For instance, the Suns were unwilling to exercise Jalen Smith‘s 2022/23 team option after having drafted him with the 10th overall pick less than a year ago. There has simply been no room in the rotation for Smith since he arrived in Phoenix, and the club clearly didn’t expect that to change much going forward. Rather than paying Smith a $4.67MM salary in ’22/23, the team will likely sign a minimum-salary player next year to be that emergency big man off the bench.

The Suns also didn’t complete a rookie scale extension for Ayton, a former No. 1 overall pick, despite the fact that so many other members of his draft class (a record-setting 11) got new deals. Ayton’s camp reportedly refused to entertain anything less than a five-year, maximum-salary contract, which Phoenix was unwilling to offer.

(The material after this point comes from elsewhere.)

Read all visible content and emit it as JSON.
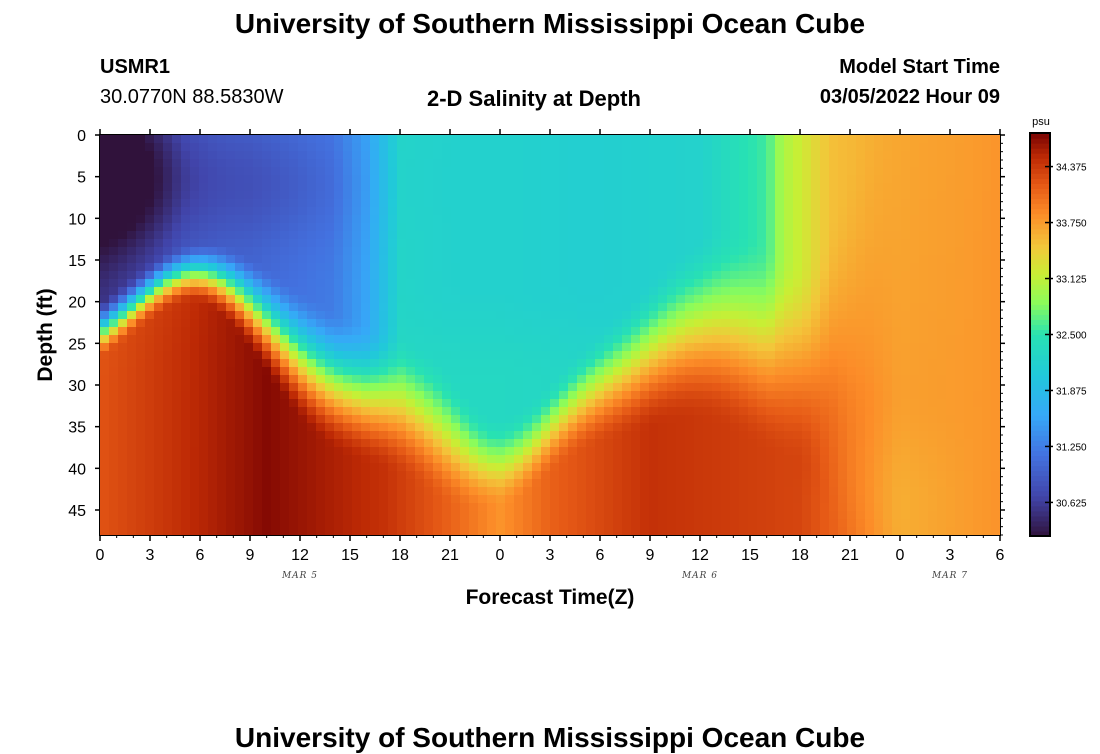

Waiting until restricted free agency to work something out with Ayton is a risky move for the Suns, since it opens the door to some less desirable outcomes. Phoenix may have to match an offer sheet that features a trade kicker and an early opt-out. There’s even a chance Ayton could accept his one-year qualifying offer, putting him on track for unrestricted free agency in 2023.

But the franchise appeared more comfortable taking those risks than making such a significant financial commitment to its starting center. The best-case scenario for the Suns is that a lack of suitors with cap room results in no offer sheet for Ayton, who in turn accepts a little less than the max to remain in Phoenix, like John Collins did with Atlanta this past offseason.

The Suns did complete rookie scale extensions for Shamet and Mikal Bridges, viewing them as core players who could be locked up at a reasonable price (about $10.6MM per year for Shamet and $22.5MM annually for Bridges).


The Suns’ season:

Paul won’t play at an All-NBA level forever, but further improvements from young players such as Devin Booker, Ayton, and Bridges could offset some regression from the future Hall-of-Fame point guard. And while there are plenty of talented teams in the West, there’s not one that stands out as the clear-cut favorite to win the conference, like the Warriors were from 2016-19. Another deep playoff run is a reasonable goal for Phoenix.

One more trade to address the hole left by Dario Saric‘s ACL injury would help solidify the Suns’ place as a legit title contender, but assuming Paul doesn’t take a major step back and the team isn’t plagued by more bad injury luck, the biggest question marks in Phoenix this season may be about off-the-court issues, rather than on-court talent.

Will Ayton be distracted at all by his contract situation? Will the rumored report accusing Sarver of a series of misdeeds see the light of day? If so, will those allegations be deemed credible enough to cause an ownership shake-up?

The Suns won’t sneak up on anyone in 2021/22, so it will be fascinating to see how capable they are of defending their Western Conference crown with a target on their backs and potential off-court distractions looming.


Salary information from Basketball Insiders and Spotrac was used in the creation of this post.